Risalendo il Mekong, alla fine, nel rifugio, non si è trovato nessuno.

L’esplorazione è stata accompagnata da ipocrisie e sarcasmi d’ogni sorta: l’ipocrisia di chi dice che voterebbe tutto, ma non la fiducia (quindi, niente); di chi dice che tutto deve essere trasparente e adotta formule ispirate al più oscuro politicismo, blindando le proprie riunioni e negando a tutti la possibilità anche solo di capire; di chi continua a strepitare, perché col fragore si nasconde il silenzio della proposta politica che si fatica a trovare.

Da giorni, lo sanno tutti, l’unica cosa che avrebbe un senso politico è un governo Pd-M5S, con Bersani o con una personalità che possa trovare il sostegno del Pd e del M5S. Solo che il M5S sul punto continua a dire e non dire, a dire e a smentire (forse anche senza ‘s’) e soprattutto si nega la cosa più ovvia e necessaria: trovare un nome di cui discutere. Al grande giorno, non al segreto delle stanze romane, come chiedo da tempo (quello che abbiamo chiamato «piano C»). Il non voler fare un nome, come il non voler dare la fiducia, vuol dire non voler trovare alcuna soluzione.

E così via ai sarcasmi, che sono l’unica cosa che rimane alla classe dirigente. E tutti a dire: deciderà Napolitano, come se fosse un successo della politica e di un Parlamento nato sotto il segno del cambiamento e dell’incertezza. E dal governo del cambiamento siamo puntualmente passati al governo dell’incertezza.

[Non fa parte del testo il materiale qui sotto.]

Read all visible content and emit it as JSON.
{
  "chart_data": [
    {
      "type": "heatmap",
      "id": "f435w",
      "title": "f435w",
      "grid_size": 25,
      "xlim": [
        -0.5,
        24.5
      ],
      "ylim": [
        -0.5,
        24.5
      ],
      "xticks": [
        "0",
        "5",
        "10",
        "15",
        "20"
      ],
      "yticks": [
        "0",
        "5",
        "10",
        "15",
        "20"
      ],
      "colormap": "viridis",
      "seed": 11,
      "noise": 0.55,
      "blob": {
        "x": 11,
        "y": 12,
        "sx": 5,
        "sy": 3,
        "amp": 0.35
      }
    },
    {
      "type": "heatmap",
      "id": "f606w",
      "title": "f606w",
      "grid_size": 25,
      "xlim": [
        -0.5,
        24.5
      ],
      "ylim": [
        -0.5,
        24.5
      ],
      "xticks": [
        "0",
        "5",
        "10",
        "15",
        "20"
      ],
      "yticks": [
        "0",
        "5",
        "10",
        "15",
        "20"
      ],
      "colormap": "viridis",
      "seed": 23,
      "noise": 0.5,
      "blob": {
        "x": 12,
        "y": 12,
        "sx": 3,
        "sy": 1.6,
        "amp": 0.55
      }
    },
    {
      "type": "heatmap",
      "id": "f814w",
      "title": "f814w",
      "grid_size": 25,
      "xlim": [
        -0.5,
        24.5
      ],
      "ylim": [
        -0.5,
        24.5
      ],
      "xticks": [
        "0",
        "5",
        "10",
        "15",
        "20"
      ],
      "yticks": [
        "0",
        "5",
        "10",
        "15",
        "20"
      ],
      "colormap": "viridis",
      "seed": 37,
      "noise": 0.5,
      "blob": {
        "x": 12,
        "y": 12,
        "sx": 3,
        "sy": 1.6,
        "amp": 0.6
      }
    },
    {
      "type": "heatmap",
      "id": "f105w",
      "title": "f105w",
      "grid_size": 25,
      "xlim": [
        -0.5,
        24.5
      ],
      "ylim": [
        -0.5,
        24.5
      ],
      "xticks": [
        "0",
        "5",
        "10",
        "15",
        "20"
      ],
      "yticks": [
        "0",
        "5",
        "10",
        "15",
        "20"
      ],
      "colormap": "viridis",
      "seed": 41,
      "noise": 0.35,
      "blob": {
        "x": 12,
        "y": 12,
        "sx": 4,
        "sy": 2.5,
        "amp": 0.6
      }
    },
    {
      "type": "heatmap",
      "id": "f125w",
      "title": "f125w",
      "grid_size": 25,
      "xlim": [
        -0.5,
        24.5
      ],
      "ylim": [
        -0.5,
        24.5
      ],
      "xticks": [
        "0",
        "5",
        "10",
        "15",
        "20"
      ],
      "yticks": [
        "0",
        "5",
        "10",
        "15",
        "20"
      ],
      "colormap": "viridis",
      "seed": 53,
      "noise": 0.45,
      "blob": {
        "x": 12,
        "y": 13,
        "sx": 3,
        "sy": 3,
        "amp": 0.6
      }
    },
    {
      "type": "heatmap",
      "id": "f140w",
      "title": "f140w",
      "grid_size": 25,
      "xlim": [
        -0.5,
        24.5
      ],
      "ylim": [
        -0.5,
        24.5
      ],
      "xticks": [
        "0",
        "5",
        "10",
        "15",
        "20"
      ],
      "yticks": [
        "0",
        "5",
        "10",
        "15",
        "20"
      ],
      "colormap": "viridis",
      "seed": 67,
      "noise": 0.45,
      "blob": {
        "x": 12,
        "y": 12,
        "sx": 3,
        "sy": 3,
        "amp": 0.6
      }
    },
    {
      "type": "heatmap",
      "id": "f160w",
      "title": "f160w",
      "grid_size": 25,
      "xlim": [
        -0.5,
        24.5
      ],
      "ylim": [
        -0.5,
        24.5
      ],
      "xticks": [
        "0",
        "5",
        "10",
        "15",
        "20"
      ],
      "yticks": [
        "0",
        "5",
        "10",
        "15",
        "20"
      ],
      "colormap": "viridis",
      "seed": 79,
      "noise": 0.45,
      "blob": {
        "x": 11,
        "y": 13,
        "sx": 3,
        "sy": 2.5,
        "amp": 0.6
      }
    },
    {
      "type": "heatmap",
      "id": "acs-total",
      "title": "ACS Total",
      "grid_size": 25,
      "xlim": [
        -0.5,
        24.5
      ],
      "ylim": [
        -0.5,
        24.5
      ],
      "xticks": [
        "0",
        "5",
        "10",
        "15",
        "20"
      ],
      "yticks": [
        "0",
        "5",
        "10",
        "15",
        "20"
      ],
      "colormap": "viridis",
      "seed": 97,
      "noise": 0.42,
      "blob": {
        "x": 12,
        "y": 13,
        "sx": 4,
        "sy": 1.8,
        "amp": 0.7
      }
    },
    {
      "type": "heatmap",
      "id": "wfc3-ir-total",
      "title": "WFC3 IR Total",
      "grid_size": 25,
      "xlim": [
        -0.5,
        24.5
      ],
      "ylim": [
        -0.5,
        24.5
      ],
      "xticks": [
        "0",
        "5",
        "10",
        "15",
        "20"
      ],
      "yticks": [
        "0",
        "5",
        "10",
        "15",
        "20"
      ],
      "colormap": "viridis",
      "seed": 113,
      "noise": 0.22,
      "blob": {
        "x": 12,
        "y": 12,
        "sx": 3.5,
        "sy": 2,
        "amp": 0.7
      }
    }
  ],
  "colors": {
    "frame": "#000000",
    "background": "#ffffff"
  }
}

Tutti, infine, sperano che salti anche il Pd, essendo saltato quasi tutto il resto. E allora viva il governissimodelpresidenteconilsostegnodituttielaresponsabilitàdinessuno, nonostante il caso Monti-Terzi e la fine ingloriosa che il governo tecnico ha registrato ieri.

Ora, se fossi Bersani, sarei io a sparigliare e a dare un messaggio inconsueto, in queste ultime ore di esplorazione. Riportando il Pd – tutto il Pd, non solo le sue correnti (che non sono mai state così attive) – al centro della scena politica. Se Bersani lo farà, cambierà il destino di tutti noi. In articulo mortis, com’è tipico di questo Paese e com’è successo anche per le presidenze di Camera e Senato, forse qualcosa si può tentare.